Wednesday, 11 March 2009
Quantitative Easing will it work?
March 11, 2009 is a historic day for the United Kingdom and its people! This is the day - for the first time in its history of over 300 hundred years - that the Bank of England has resorted to creating billions of pounds to pump into the system. The question on everyone`s mind now, is will this policy work or is it just one last desparate throw of the dice at a spiralling economy. One thing we do know is that QE already looks to be hurting the saver who has been feeling the pain throughout this crisis.
Gill Montia of the Banking Times:
"Pension experts are expressing alarm at the Government’s plans for quantitative easing.
They are worried about the impact of injection of up to £150 billion of newly created cash into the economy because of the impact this could have on annuities.

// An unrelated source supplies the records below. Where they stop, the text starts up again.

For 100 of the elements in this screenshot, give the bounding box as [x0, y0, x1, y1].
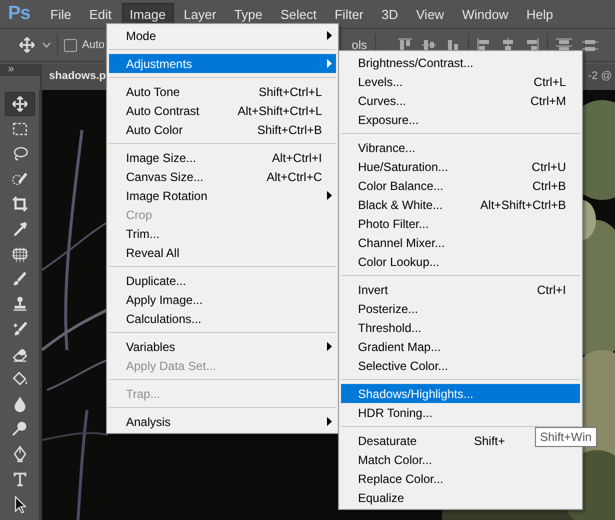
menu-item[interactable]: Help	[518, 2, 562, 26]
menu-item-label: Posterize...	[358, 302, 420, 316]
menu-item[interactable]: Equalize	[341, 488, 580, 507]
menu-item[interactable]: Filter	[326, 2, 372, 26]
tab-title: -2 @	[588, 70, 613, 84]
menu-item[interactable]: Analysis	[109, 412, 336, 431]
menu-item[interactable]: Channel Mixer...	[341, 233, 580, 252]
menu-item[interactable]: Levels... Ctrl+L	[341, 72, 580, 91]
menu-item[interactable]: Exposure...	[341, 110, 580, 129]
tab-title: shadows.p	[49, 70, 106, 84]
shortcut-label: Ctrl+L	[532, 74, 566, 88]
menu-item[interactable]: Trim...	[109, 224, 336, 243]
menu-item[interactable]: Auto Color Shift+Ctrl+B	[109, 120, 336, 139]
tooltip-text: Shift+Win	[540, 430, 592, 444]
shortcut-label: Shift+Ctrl+B	[256, 122, 322, 136]
align-top-icon[interactable]	[398, 38, 412, 52]
menu-item-label: Adjustments	[126, 56, 194, 70]
marquee-icon	[10, 120, 28, 138]
menu-item-label: Apply Image...	[126, 292, 204, 306]
menu-item[interactable]: Layer	[176, 2, 224, 26]
panel-toggle[interactable]: »	[0, 64, 40, 76]
menu-item[interactable]: Gradient Map...	[341, 337, 580, 356]
menu-item[interactable]: Auto Tone Shift+Ctrl+L	[109, 82, 336, 101]
menu-item[interactable]: Auto Contrast Alt+Shift+Ctrl+L	[109, 101, 336, 120]
menu-item[interactable]: Reveal All	[109, 243, 336, 262]
menu-item[interactable]: Calculations...	[109, 309, 336, 328]
brush-icon	[10, 270, 28, 288]
menu-item-label: Variables	[126, 340, 176, 354]
move-icon[interactable]	[18, 36, 36, 54]
distribute-middle-icon[interactable]	[582, 38, 598, 52]
menu-item[interactable]: Type	[226, 2, 270, 26]
menu-item-label: Apply Data Set...	[126, 358, 218, 372]
menu-item-label: Brightness/Contrast...	[358, 56, 474, 70]
menu-item[interactable]: Invert Ctrl+I	[341, 280, 580, 299]
menu-item[interactable]: Edit	[81, 2, 120, 26]
shortcut-label: Ctrl+M	[529, 94, 566, 108]
checkbox-label: Auto	[82, 39, 105, 51]
type-icon	[10, 470, 28, 488]
menu-item[interactable]: Image Rotation	[109, 186, 336, 205]
menu-item[interactable]: Hue/Saturation... Ctrl+U	[341, 157, 580, 176]
distribute-top-icon[interactable]	[556, 38, 572, 52]
option-label: ols	[352, 38, 367, 52]
align-left-icon[interactable]	[476, 38, 491, 52]
menu-item[interactable]: Shadows/Highlights...	[341, 384, 580, 403]
menu-item[interactable]: 3D	[374, 2, 406, 26]
menu-item[interactable]: Duplicate...	[109, 271, 336, 290]
menu-item-label: Photo Filter...	[358, 216, 430, 230]
align-center-icon[interactable]	[500, 38, 515, 52]
menu-item-label: Shadows/Highlights...	[358, 386, 474, 400]
menu-item-label: Color Lookup...	[358, 254, 440, 268]
menu-item[interactable]: HDR Toning...	[341, 403, 580, 422]
menu-item[interactable]: Color Balance... Ctrl+B	[341, 176, 580, 195]
menu-item-label: Reveal All	[126, 246, 180, 260]
menu-item[interactable]: Apply Image...	[109, 290, 336, 309]
menu-item[interactable]: Black & White... Alt+Shift+Ctrl+B	[341, 195, 580, 214]
menu-item-label: Analysis	[126, 414, 172, 428]
menu-item-label: Gradient Map...	[358, 340, 442, 354]
menu-item[interactable]: Window	[454, 2, 516, 26]
menu-item[interactable]: Image	[122, 2, 174, 26]
menu-item[interactable]: Selective Color...	[341, 356, 580, 375]
menu-item[interactable]: Canvas Size... Alt+Ctrl+C	[109, 167, 336, 186]
menu-item-label: Image Size...	[126, 150, 198, 164]
dodge-icon	[10, 420, 28, 438]
menu-item-label: Color Balance...	[358, 178, 444, 192]
menu-item[interactable]: Color Lookup...	[341, 252, 580, 271]
menu-item[interactable]: Select	[272, 2, 325, 26]
crop-icon	[10, 195, 28, 213]
menu-item-label: Trap...	[126, 386, 162, 400]
align-right-icon[interactable]	[524, 38, 539, 52]
menu-item[interactable]: View	[408, 2, 452, 26]
shortcut-label: Ctrl+U	[530, 160, 566, 174]
menu-item[interactable]: Mode	[109, 26, 336, 45]
menu-item-label: Levels...	[358, 74, 404, 88]
menu-item-label: HDR Toning...	[358, 406, 434, 420]
caret-icon[interactable]	[42, 42, 51, 48]
quick-select-icon	[10, 170, 28, 188]
stamp-icon	[10, 295, 28, 313]
menu-item-label: Match Color...	[358, 452, 434, 466]
menu-item-label: Equalize	[358, 490, 406, 504]
paint-bucket-icon	[10, 370, 28, 388]
menu-item-label: Hue/Saturation...	[358, 160, 450, 174]
menu-item[interactable]: Image Size... Alt+Ctrl+I	[109, 148, 336, 167]
menu-item[interactable]: Vibrance...	[341, 138, 580, 157]
checkbox[interactable]	[64, 38, 77, 52]
menu-item[interactable]: File	[42, 2, 80, 26]
menu-item[interactable]: Threshold...	[341, 318, 580, 337]
menu-item[interactable]: Brightness/Contrast...	[341, 53, 580, 72]
menu-item-label: Auto Tone	[126, 84, 181, 98]
menu-item-label: Trim...	[126, 226, 161, 240]
align-middle-icon[interactable]	[422, 38, 436, 52]
menu-item[interactable]: Curves... Ctrl+M	[341, 91, 580, 110]
menu-item[interactable]: Variables	[109, 337, 336, 356]
menu-item[interactable]: Replace Color...	[341, 469, 580, 488]
menu-item[interactable]: Photo Filter...	[341, 214, 580, 233]
menu-item[interactable]: Adjustments	[109, 54, 336, 73]
tool-button[interactable]	[4, 92, 34, 116]
menu-item-label: Duplicate...	[126, 274, 188, 288]
menu-item-label: Crop	[126, 208, 154, 222]
menu-item[interactable]: Match Color...	[341, 450, 580, 469]
menu-item[interactable]: Posterize...	[341, 299, 580, 318]
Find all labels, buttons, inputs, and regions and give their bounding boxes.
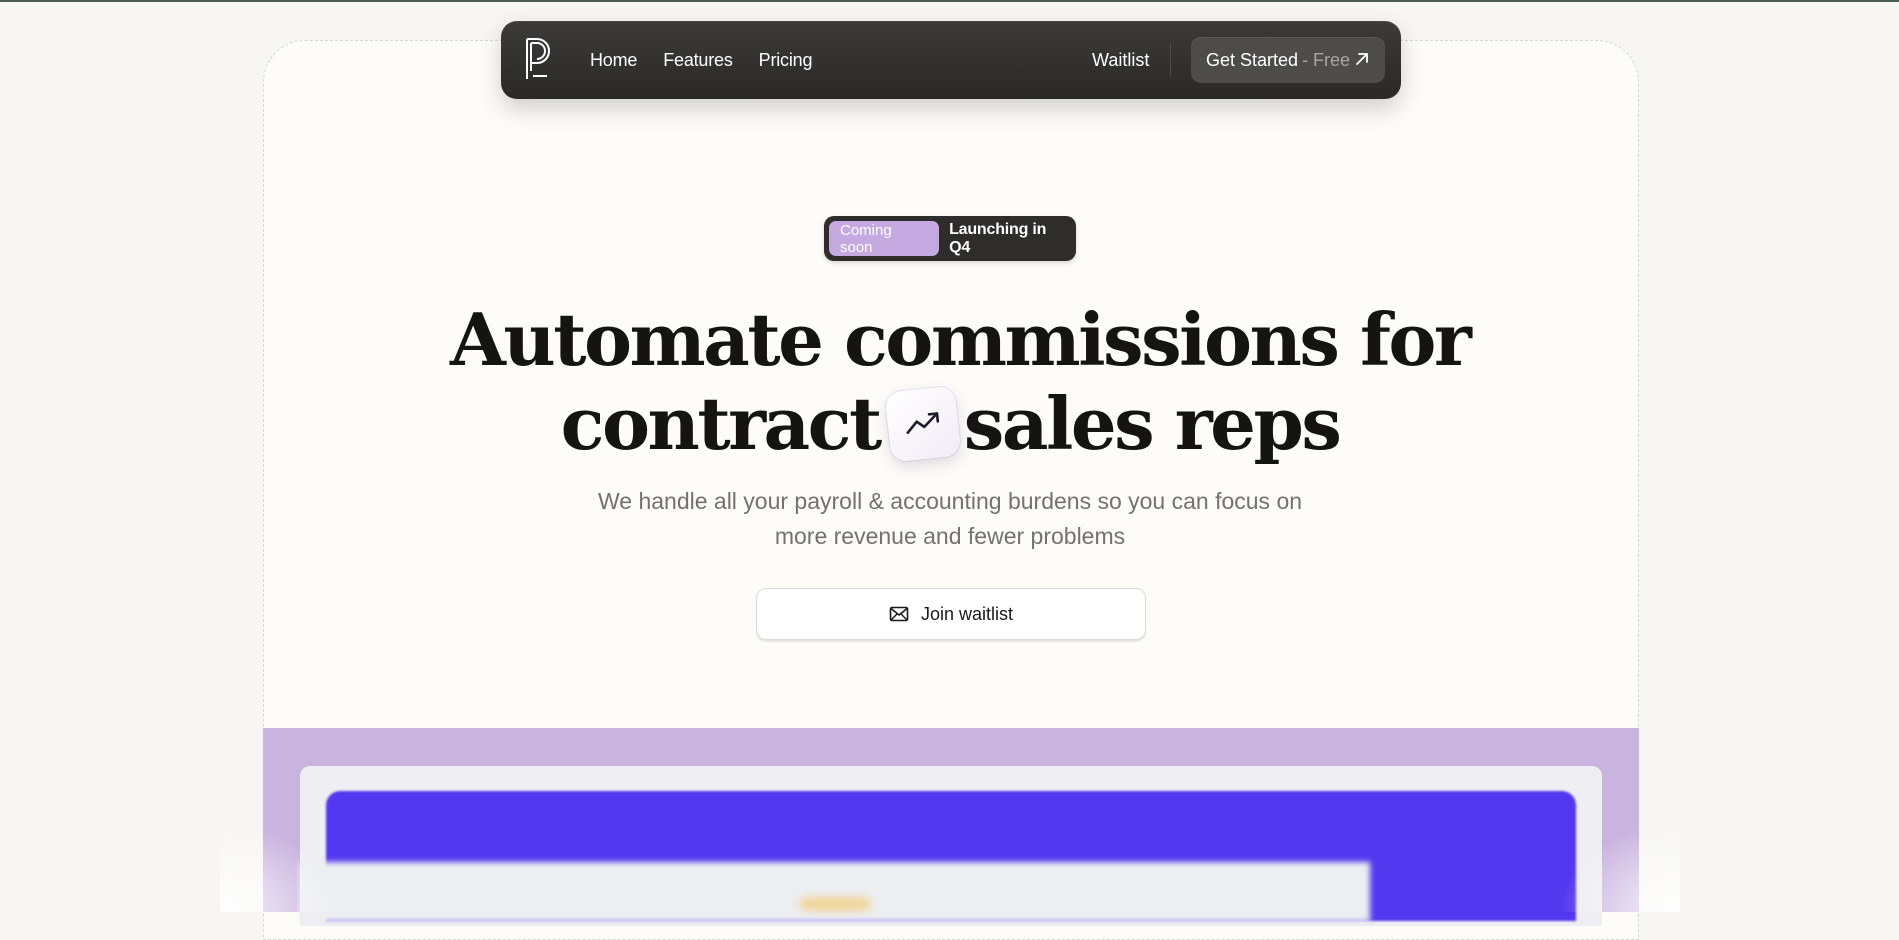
hero-title-line2: contract sales reps: [450, 382, 1450, 466]
hero-title-words-sales-reps: sales reps: [963, 381, 1342, 466]
product-preview-panel: [300, 862, 1370, 922]
product-preview-chip: [800, 897, 870, 911]
launch-text: Launching in Q4: [949, 220, 1047, 256]
nav-features-link[interactable]: Features: [663, 50, 733, 71]
get-started-button[interactable]: Get Started - Free: [1191, 37, 1385, 83]
hero-title-line1: Automate commissions for: [450, 297, 1472, 382]
nav-links: Home Features Pricing: [590, 21, 812, 99]
top-navbar: Home Features Pricing Waitlist Get Start…: [501, 21, 1401, 99]
launch-badge: Coming soon Launching in Q4: [824, 216, 1076, 261]
get-started-suffix: - Free: [1302, 49, 1351, 70]
join-waitlist-label: Join waitlist: [920, 603, 1014, 624]
hero-subtitle-line2: more revenue and fewer problems: [774, 523, 1126, 549]
get-started-label: Get Started: [1206, 49, 1299, 70]
mail-icon: [889, 606, 909, 622]
trending-up-icon: [884, 385, 962, 463]
nav-divider: [1170, 43, 1171, 77]
hero-subtitle-line1: We handle all your payroll & accounting …: [597, 488, 1303, 514]
nav-waitlist-link[interactable]: Waitlist: [1092, 21, 1149, 99]
hero-title-word-contract: contract: [560, 381, 883, 466]
fade-overlay-left: [220, 820, 340, 912]
fade-overlay-right: [1560, 820, 1680, 912]
join-waitlist-button[interactable]: Join waitlist: [756, 588, 1146, 640]
arrow-up-right-icon: [1356, 53, 1368, 65]
top-border-line: [0, 0, 1899, 2]
nav-home-link[interactable]: Home: [590, 50, 637, 71]
hero-title: Automate commissions for contract sales r…: [450, 297, 1472, 466]
hero-subtitle: We handle all your payroll & accounting …: [560, 484, 1340, 554]
nav-pricing-link[interactable]: Pricing: [759, 50, 813, 71]
brand-logo-icon[interactable]: [523, 35, 557, 83]
coming-soon-pill: Coming soon: [829, 221, 940, 256]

In return for a retiree’s pension pot, an annuity provides a regular income based on yields on government bonds or gilts.

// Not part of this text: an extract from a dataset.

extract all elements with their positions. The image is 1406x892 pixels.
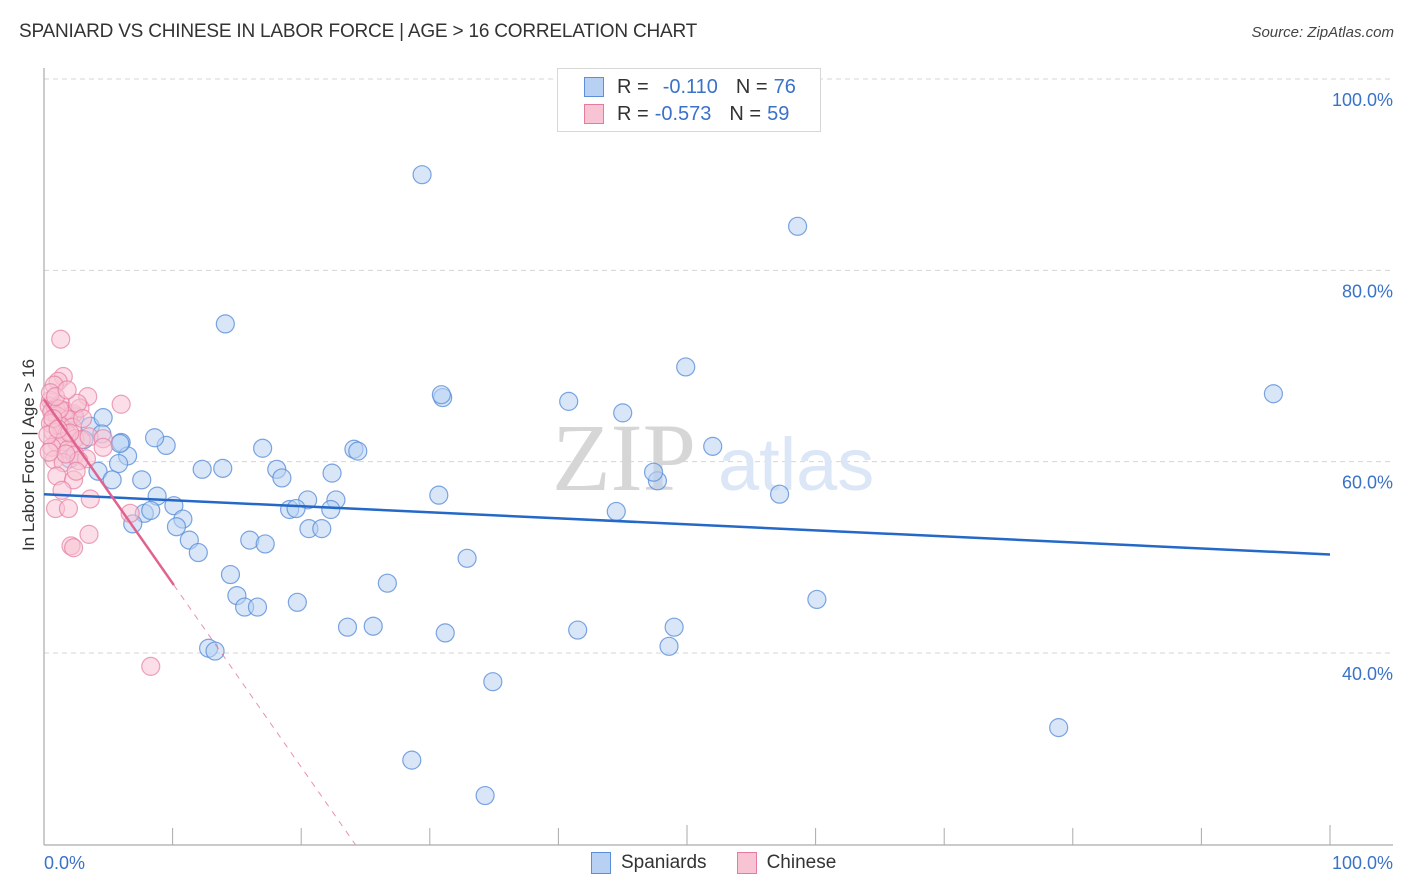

Tomorrow, the Bank of England will hand over around £2 billion to banks and other investors in return for UK Government bonds and corporate paper.However, news of the programme immediately impacted on gilt yields which have fallen to record lows.
Nigel Callaghan, of Bristol-base pension adviser, Hargreaves Lansdown, explains that annuity rates have already been falling substantially in the last four or five months.He believes that the initial £75 billion of quantitative easing proposed will further damage prospects for those needing to purchase an annuity.
According to a BBC report, a £100,000 pension pot can currently purchase a joint-life annuity of up to £6,488 a year for a man and woman of 65 with average life expectancy.
The sum is nearly £400 lower than in 2008 and annuity rates look set to fall further as the economy falters."